The 1° – 1 day accumulations are estimated, merging passive microwave rain retrievals, cloud top Infrared brightness temperatures and rain gauge data using a methodology similar to the ones developed by Huffman et al. (2001) and Kidd et al. (2003). Gridded error estimations due to sampling, calibration and algorithmic issues will be provided within the MT Level 4 rain product. The error model used was adapted from the model developed for Roca et al. (2009) to compare different rainfall estimation products with rain gauge products at meteorologically relevant scales using error estimates.
Figure 1: Space (left) and time (right) mean variogram functions calculated for the MT Level 4 product for a 5°x5° area in West Africa and during a 10-day period in 2006. The e-folding distances of the exponential models fitted are respectively 48km and 1.4h.
The rain accumulations are built with the instantaneous rain rates of the MT Level 2 Surface Rain Product (Viltard et al., 2006) derived from the MADRAS instrument on board MT and the other available conical scanning passive microwave radiometers, the Infrared 10.8μm data from the Geostationary satellites and are bias-removed with rain-gauge data. The error model performs the evaluation of the uncertainties of the 1° – 1 day accumulations and involves the estimation of the oversampling among the individual samples used to build the gridded product. Figure 1 shows an example of the space and time variogram functions that are calculated to evaluate the space and time auto-correlation of the MT-L4 rain maps and used to produce the errors.
Figure 2: Scatter plots of daily rain gauge data (x-axis) versus satellite product estimations (y-axis) over a one-degree square area in Niger. The blue bars are the kriging errors for the rain gauge and the error model estimations for the satellite products.
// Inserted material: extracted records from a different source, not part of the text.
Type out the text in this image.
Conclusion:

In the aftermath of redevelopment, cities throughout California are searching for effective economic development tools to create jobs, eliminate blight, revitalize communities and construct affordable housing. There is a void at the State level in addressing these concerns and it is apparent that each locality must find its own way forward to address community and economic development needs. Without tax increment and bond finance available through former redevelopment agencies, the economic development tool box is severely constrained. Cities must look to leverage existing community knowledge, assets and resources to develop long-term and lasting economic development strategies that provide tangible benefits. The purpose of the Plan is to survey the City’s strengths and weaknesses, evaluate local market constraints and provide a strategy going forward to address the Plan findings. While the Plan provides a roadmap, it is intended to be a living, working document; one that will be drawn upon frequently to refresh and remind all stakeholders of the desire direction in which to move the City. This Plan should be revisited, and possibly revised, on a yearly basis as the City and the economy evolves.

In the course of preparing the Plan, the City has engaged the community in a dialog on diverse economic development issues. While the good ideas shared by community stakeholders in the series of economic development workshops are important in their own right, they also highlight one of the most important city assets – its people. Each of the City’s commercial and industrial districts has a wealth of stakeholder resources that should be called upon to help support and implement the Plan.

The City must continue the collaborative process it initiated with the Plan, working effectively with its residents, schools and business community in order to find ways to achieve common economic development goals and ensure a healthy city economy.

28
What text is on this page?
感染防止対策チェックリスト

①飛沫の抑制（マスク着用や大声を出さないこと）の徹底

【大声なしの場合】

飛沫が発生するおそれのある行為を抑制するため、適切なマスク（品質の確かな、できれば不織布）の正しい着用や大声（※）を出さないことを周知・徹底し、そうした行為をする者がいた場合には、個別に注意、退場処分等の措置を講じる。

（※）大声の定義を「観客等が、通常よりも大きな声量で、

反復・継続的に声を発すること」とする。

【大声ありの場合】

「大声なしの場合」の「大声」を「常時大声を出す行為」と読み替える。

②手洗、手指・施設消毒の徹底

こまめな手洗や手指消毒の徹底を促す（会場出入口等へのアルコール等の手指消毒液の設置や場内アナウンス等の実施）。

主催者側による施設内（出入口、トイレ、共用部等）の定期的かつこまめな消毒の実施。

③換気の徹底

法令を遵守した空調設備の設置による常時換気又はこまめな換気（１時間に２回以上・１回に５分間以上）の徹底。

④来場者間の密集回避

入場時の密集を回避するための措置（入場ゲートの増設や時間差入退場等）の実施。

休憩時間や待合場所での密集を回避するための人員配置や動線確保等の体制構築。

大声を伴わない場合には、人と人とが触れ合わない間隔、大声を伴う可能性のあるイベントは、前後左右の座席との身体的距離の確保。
The full-red (resp. dashed-red) lines are the regression lines with (resp. without) uncertainties taken into account.
The error that will be provided can be useful to estimate the relevance of each individual rain accumulation because they dynamically take into account the characteristics of the multiple-source samples combined into the accumulations. Therefore the MT Level 4 rain product is evaluated using the methodology developed in Roca et al. (2009) to validate rain satellite products taking into account uncertainties on both the satellite and the rain gauge estimations: Figure 2 gives an example of validation of the preliminary MT rain algorithm with three other operational rain products at the daily scale over a one-degree square area in Niger in West Africa using kriged rain-gauge data and their variance of estimation.
Huffman, G.J., R.F. Adler, M.M. Morrissey, D.T. Bolvin, S. Curtis, R. Joyce, B. McGavock, and J. Susskind, 2001: Global Precipitation at One-Degree Daily Resolution from Multisatellite Observations. J. Hydrometeor., 2, 36–50.
Kidd, C., D.R. Kniveton, M.C. Todd, and T.J. Bellerby, 2003: Satellite Rainfall Estimation Using Combined Passive Microwave and Infrared Algorithms. J. Hydrometeor., 4, 1088–1104.
Roca R., P. Chambon, I. Jobard, P-E. Kirstetter, M. Gosset, and J-C. Berges, 2009 : Comparing satellite and surface rainfall products over West Africa at meteorologically relevant scales during the AMMA campaign using error estimates. J. App. Meteor. and Climatol., early online release.
Viltard, N., C. Burlaud, and C.D. Kummerow, 2006: Rain Retrieval from TMI Brightness Temperature Measurements Using a TRMM PR–Based Database. J. Appl. Meteor. Climatol., 45, 455–466.